One Facebook group, Evri (Hermes) Complaints & Advice — Unofficial, has more than 25,000 members and major high street businesses, including Marks & Spencer, John Lewis, Next, and JD Sports, are coming under mounting pressure to ditch the firm.
Leading calls for a boycott of Evri is Steve King, who runs the Twitter account @EVRi_Delivery, which retweets horror stories about the company.
The IT worker from Gloucestershire said: “It’s largely people complaining that they’ve not received their parcels, or they have arrived damaged, but they are unable to contact Evri.”
Steve also said he receives allegations of theft.
Evri whistleblower Sam Nation, who spent two months working as a part-time courier for the company last Christmas, is not surprised.
She told us: “I saw staff throwing parcels around in the depot, so no wonder they often end up damaged.
“One supervisor told me we were so far behind, we should deliver them anywhere we could.
“And it could be so easy for people to steal parcels.

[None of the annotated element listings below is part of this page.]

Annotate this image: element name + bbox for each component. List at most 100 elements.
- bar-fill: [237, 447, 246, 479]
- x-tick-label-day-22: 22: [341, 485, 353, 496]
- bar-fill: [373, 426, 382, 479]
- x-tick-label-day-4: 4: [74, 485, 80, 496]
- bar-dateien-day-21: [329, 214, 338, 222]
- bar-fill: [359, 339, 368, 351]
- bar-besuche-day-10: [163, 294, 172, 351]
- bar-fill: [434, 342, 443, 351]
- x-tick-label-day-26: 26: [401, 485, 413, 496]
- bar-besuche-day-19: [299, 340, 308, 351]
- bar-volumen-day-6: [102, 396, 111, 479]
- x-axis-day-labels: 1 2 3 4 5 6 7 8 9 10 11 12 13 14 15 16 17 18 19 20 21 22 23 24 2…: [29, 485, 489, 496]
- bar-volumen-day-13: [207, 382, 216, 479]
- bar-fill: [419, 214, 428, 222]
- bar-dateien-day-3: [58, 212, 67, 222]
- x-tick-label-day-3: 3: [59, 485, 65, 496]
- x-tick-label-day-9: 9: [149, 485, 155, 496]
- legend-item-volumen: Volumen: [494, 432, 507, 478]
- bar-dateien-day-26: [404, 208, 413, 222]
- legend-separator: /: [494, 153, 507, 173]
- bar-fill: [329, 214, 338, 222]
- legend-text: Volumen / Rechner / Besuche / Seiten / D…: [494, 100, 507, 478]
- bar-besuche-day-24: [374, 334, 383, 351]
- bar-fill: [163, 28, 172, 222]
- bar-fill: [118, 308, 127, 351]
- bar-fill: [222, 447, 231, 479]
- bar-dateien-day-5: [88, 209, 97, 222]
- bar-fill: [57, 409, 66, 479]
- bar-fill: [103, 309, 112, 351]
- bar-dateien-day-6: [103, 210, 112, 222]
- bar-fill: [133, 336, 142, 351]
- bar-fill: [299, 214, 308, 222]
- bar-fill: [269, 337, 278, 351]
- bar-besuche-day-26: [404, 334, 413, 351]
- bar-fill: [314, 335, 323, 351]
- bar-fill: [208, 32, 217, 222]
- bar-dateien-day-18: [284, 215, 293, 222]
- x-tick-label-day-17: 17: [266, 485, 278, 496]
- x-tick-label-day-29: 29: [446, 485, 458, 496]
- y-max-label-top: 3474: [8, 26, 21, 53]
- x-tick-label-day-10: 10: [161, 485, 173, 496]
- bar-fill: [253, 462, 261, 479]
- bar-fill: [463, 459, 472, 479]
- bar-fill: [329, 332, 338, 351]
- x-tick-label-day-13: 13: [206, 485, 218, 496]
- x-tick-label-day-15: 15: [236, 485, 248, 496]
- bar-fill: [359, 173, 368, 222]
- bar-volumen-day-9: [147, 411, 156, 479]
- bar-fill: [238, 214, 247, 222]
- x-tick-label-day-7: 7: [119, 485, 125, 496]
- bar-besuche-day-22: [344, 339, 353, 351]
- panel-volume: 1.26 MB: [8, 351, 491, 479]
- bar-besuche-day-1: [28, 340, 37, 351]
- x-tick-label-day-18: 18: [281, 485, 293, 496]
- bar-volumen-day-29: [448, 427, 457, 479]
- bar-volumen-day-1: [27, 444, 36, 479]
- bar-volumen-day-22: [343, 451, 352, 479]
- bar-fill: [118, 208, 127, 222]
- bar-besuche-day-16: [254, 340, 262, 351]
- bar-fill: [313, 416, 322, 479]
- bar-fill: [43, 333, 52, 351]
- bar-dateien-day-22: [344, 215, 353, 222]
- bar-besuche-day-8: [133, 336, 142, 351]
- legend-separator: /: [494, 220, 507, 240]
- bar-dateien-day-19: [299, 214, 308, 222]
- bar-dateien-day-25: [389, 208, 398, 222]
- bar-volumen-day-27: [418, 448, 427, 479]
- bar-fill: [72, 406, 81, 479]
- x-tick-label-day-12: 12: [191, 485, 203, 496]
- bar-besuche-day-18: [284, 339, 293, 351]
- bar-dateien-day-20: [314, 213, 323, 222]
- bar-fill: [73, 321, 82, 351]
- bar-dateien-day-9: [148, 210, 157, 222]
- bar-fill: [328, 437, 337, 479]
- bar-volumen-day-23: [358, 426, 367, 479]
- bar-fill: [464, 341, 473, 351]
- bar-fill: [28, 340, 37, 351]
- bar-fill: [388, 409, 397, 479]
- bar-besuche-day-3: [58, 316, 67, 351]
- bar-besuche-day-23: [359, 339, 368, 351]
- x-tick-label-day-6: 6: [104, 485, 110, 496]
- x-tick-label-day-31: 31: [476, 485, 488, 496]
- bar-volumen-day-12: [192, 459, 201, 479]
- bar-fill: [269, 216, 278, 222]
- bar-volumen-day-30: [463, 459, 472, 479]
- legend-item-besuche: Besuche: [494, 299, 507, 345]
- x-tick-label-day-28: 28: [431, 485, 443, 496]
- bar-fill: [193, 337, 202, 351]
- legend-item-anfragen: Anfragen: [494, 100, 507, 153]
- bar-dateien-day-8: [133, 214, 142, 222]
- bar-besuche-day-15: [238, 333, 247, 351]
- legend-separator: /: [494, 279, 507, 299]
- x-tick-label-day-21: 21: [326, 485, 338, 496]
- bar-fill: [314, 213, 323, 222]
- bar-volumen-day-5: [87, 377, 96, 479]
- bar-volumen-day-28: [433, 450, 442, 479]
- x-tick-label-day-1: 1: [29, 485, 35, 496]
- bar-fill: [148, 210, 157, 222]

Couriers can say they’ve delivered them, and there’s no way of checking.”
Our investigation found several videos on social media that appear to show Evri couriers taking photos of themselves pretending to post parcels before stealing them.
Ben Wagenaar, a 45-year-old tech researcher from Hertfordshire who sells on eBay, has twice had a parcel arrive at a buyer’s address empty.
He said: “One incident was particularly sickening as I could see from the photo the buyer sent me and the proof of delivery photo from the driver that the parcel had been resealed.”
Despite sending Evri proof and having paid for insurance, the company cited insufficient evidence, leaving Ben £79 out of pocket until we contacted them.
Regarding thefts by staff, Evri said: “We have over 30,000 couriers and the vast majority are hardworking and honest.
“For the exceptions, the individuals are identified and removed from the business.”
Other Evri customers have had parcels arrive with items missing due to packaging being destroyed.
Louise Todd, a 46-year-old mental health support worker from Wigan, whose parcel was meant to contain £140-worth of Christmas presents for her children, said: “To deliver boxes in such a state and think it’s acceptable is laughable.”
Zeynep Emiroglu, 26, who runs a Birmingham kitchen appliance business, stopped using them after clients’ packages were put in a wheelie bin.
Low pay has been blamed for poor service.
We have seen payslips that show the company last Christmas paid its staff 35p for postable items, 44p per “packet”, which clothes orders often come in, and 58p for slightly bigger parcels.
An Evri spokesman said: “All courier rounds pay above the National Living Wage.”